Fenomena ini bisa kita jumpai dengan cara mereka memahami masalah akhirat. Mereka menganggap neraka hanya sebagai akal-akalan para teolog atau rekayasa ulama. Mereka mungkin percaya sedikit, tapi kepercayaannya tertutupi oleh pandangan yang selalu melihat sesuatu secara empirik hingga ia sering terkelabui. Orang jenis ini sangat sombong dan angkuh.
Menurut Imam Ghazali, jika menghadapi orang jenis ini, cobalah tanyakan padanya, “Apakah Anda benar-benar yakin bahwa 124.000 nabi dan wali memercayai kehidupan akhirat itu semuanya salah, apakah hanya Anda yang benar?”

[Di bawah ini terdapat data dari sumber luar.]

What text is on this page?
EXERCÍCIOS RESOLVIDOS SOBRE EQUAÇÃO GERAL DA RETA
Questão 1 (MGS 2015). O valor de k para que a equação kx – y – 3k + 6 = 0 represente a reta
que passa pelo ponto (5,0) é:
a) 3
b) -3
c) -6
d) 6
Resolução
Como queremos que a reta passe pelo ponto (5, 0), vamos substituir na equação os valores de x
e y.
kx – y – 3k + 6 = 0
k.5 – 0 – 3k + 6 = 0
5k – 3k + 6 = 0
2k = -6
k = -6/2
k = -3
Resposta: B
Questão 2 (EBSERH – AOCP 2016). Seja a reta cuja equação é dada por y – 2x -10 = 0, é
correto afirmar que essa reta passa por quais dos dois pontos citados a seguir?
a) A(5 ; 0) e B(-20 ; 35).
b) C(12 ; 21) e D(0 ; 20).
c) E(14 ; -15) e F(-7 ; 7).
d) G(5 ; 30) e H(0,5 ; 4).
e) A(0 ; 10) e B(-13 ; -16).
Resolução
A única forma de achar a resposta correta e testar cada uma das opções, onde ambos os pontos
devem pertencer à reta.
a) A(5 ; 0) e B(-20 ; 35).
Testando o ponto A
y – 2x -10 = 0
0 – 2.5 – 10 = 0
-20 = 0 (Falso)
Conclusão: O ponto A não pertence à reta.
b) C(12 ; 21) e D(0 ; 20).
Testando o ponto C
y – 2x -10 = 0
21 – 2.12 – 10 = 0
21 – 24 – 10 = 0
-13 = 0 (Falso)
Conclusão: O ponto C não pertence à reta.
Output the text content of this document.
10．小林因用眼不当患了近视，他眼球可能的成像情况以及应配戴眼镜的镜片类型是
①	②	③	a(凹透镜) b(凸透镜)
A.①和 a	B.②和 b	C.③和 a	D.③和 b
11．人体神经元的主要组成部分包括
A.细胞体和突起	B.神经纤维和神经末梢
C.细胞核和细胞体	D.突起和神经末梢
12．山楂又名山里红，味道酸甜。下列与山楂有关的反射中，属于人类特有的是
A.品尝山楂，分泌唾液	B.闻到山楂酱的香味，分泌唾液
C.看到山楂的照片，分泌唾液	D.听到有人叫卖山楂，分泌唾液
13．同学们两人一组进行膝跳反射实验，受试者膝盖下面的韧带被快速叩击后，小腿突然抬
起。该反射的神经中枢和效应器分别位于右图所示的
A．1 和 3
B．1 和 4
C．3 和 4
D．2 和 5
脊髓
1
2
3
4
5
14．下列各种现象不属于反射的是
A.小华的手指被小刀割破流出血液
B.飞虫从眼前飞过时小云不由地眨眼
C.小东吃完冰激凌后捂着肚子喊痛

Jika jawabannya, “Ya, aku yakin,” berarti tidak perlu diteruskan lagi. Itu berarti pikiran dan hatinya telah membatu. Dia tidak akan percaya hisab, pengadilan akhirat, pahala-siksa dan surga-neraka. Tetapi, bia ia menjawab bahwa kehidupan akhirat itu mungkin ada mungkin tidak ada atau ia masih ragu untuk memutuskan karena masih mengandung misteri, maka sebaiknya, katakan padanya, “Selesaikan saja keraguan Anda!”
---Disarikan dari Kimiya As-Sa’adah, Imam Al-Ghazali.